Aceh Menyelamatkan Indonesia yang Masih Seumur Jagung (I)

Soekarno membacakan teks Proklamasi Kemerdekaan Indonesia pada 17 Agustus 1945 di Jakarta. Foto: IPHHOS/Alex Mendur.

Proklamasi Kemerdekaan Indonesia pada 17 Agustus 1945, meskipun berhasil dilakukan, tidak bermakna bahwa Pulau Jawa sudah benar-benar dapat dikuasai oleh pejuang Republik. Bahkan kekacauan semakin menjadi-jadi dan terjadi di mana-mana.

Tidak lama setelah Proklamasi 17 Agustus 1945, tepatnya pada 16 September 1945, pasukan Sekutu yang ikut diboncengi oleh Netherland Indies Civil Administration (NICA) di Tanjong Priok, Jakarta, membuat suasana pemerintahan yang baru seumur jagung kocar-kacir.

Jepang yang masih bercokol sudah tidak dapat berbuat apa-apa. Penjajah berkulit kuning tersebut bahkan diminta melucuti senjata-senjata yang dikuasai oleh kaum pejuang. Pasukan Sekutu melakukan penangkapan saban hari.

Baca juga: Susu untuk Republik, Tuba Dalam Cawan Daoed Beureueh

Pasukan Allied Forces Netherland East Indies (AFNEI) yang dipimpin Letjen Sir Philip Christison tidak memberikan ruang kepada Indonesia yang sudah menyatakan kemerdekaannya. Bangsa kulit putih masuk ke Jakarta, dengan tujuan utama mengembalikan kekuasaan Belanda.

Ada lima misi utama yang dijalankan oleh Letjen Sir Philip Christison:1

  1. Menerima penyerahan kekuasaan dari tangan Indonesia
  2. Membebaskan para tawanan perang dan interniran Sekutu
  3. Melucuti dan memulangkan tentara Jepang
  4. Memulihkan keamanan dan ketertiban
  5. Mencari dan mengadili para penjahat perang.

Pada 2 Januari 1946, Soekarno mengumpulkan pejabat Indonesia yang kala itu masih seumpama gerilyawan. Menurut catatan Cindy Adams dalam buku biografi Bung Karno, Penyambung Lidah Rakyat Indonesia (1966), dalam rapat tersebut Bung Karno memutuskan mengungsi ke Yogyakarta. “Kita akan memindahkan ibu kota besok malam.

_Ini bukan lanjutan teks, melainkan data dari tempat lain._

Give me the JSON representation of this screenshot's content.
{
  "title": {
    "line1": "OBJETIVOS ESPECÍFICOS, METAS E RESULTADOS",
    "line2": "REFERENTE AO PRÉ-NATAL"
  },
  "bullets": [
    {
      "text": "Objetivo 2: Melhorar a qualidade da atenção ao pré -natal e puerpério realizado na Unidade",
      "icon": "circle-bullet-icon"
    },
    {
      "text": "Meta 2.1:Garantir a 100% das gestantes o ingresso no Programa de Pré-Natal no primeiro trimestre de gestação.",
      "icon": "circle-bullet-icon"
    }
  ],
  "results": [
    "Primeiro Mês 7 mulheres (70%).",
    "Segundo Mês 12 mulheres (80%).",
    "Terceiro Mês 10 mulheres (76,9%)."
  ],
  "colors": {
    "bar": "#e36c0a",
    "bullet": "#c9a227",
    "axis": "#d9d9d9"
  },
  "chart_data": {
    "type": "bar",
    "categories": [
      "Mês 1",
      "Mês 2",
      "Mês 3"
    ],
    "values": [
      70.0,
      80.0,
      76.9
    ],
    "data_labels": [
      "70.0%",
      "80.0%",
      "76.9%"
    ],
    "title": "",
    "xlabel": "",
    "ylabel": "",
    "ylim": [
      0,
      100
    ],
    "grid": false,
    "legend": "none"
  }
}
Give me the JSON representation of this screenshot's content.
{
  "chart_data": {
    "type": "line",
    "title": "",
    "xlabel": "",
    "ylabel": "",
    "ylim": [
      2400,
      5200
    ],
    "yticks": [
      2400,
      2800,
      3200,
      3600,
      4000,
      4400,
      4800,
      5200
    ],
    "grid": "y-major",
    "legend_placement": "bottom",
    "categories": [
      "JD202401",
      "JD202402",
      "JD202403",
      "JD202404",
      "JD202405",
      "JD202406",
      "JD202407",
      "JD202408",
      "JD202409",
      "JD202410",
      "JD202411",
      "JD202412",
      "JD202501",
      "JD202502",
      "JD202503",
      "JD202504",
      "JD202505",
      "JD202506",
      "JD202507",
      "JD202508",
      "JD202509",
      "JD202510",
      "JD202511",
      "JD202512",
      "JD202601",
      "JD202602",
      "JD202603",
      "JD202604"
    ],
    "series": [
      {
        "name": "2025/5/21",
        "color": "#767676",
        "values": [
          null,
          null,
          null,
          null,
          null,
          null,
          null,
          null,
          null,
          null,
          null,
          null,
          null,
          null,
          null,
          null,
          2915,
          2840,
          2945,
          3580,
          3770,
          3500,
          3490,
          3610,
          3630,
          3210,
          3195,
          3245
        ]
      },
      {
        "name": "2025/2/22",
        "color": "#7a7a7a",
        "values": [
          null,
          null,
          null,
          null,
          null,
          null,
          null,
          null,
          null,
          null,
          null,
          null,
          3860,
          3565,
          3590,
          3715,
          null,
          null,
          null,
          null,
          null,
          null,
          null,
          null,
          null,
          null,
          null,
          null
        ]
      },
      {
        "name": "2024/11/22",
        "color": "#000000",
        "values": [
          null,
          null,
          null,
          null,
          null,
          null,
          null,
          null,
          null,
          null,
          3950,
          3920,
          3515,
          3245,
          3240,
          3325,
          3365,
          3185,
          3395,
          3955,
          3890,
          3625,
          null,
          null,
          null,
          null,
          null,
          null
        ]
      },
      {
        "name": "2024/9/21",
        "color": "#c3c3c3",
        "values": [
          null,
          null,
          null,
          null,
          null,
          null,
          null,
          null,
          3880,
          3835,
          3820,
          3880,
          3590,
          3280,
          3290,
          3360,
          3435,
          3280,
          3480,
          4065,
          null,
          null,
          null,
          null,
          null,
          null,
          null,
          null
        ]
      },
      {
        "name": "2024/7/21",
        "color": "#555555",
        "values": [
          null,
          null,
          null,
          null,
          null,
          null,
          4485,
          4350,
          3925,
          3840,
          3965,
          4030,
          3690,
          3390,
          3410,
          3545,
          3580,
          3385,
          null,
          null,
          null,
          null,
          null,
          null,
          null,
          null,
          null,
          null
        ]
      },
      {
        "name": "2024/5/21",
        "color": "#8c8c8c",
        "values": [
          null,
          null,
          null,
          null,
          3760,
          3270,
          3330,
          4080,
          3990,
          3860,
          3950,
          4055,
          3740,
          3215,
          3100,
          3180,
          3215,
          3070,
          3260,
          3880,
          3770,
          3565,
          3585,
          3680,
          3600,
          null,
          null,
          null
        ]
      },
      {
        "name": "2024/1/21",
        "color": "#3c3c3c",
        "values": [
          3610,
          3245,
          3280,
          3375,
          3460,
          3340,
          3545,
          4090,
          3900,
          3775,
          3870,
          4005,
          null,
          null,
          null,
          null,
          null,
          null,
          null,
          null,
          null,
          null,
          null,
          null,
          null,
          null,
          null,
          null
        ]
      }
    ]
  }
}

Tidak ada seorang pun dari saudara boleh membawa harta benda. Aku juga tidak.”

Maka, setelah segala kemungkinan dihitung, mereka pun berangkat ke Yogyakarta secara diam-diam.

Kabar Kemerdekaan Indonesia Sampai ke Aceh

Nun di Aceh, 2471.31 km dari Jakarta, pada 17 Agustus 1945, Teuku Hamid Azwar yang baru pulang dari salat Jumat di Masjid Raya Baiturahman, tidak tahu bahwa Indonesia sudah diproklamirkan. Hanya saja, pada 15 Agustus 1945, kesatuan militer Jepang di Aceh telah dibubarkan. Kesatuan Giyu Gun dibubarkan pada tengah hari, dalam upacara yang sangat singkat.

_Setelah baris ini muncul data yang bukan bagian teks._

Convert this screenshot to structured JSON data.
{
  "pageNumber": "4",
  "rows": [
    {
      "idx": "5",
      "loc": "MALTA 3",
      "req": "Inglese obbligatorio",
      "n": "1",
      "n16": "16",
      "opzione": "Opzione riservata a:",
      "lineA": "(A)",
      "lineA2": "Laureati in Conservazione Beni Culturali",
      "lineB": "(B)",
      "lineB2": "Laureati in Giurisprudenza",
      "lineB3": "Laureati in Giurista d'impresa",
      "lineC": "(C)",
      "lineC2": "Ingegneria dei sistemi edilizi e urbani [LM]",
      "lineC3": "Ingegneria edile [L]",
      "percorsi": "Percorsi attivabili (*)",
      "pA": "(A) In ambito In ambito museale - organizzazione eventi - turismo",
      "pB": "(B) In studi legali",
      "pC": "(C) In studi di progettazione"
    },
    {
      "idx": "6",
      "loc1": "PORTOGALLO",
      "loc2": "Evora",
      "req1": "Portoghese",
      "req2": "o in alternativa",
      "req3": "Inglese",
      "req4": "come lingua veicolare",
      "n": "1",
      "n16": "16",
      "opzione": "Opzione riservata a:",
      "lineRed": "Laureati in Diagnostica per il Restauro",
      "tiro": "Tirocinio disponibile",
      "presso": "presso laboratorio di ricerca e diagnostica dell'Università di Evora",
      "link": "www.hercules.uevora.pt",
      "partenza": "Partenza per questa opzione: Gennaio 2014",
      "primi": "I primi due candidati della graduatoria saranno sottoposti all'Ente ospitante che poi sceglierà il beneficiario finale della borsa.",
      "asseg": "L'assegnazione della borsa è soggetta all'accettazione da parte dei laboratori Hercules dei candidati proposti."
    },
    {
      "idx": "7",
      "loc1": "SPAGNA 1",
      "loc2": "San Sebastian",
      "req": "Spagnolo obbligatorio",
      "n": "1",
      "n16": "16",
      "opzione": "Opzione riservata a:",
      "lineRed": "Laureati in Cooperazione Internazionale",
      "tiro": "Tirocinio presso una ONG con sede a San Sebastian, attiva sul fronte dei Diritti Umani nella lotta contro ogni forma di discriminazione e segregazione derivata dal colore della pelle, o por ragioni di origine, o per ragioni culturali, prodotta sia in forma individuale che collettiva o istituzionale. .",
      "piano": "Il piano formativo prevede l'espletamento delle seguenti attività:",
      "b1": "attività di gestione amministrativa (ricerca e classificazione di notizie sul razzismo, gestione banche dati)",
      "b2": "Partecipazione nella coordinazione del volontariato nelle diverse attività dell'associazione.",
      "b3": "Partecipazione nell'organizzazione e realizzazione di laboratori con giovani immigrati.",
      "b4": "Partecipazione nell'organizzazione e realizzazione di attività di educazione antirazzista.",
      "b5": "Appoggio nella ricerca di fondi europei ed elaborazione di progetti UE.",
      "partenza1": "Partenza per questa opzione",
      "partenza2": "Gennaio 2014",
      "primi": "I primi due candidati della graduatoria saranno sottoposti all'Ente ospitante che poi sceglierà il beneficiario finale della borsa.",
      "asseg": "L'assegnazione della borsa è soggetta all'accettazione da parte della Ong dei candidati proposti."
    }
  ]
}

Teuku Hamid Azwar dan sejumlah perwira Giyu Gun lainnya melakukan penelitian, mereka mendapatkan setitik informasi bahwa Jepang telah kalah perang di front Asia Timur Raya. Selain itu Belanda akan segera kembali untuk berkuasa.

Pada 23 Agustus 1945, Residen Jepang yang berkuasa di Aceh, memanggil 5 tokoh Aceh ke kediamannya. Para tokoh tersebut yaitu Teuku Nyak Arief, Teuku Muhammad Ali Panglima Polim, Teuku Ahmad Djeunib—abang Kandung Teuku Hamid Azwar, Teungku Daoed Beureueh, dan Said Abu Bakar.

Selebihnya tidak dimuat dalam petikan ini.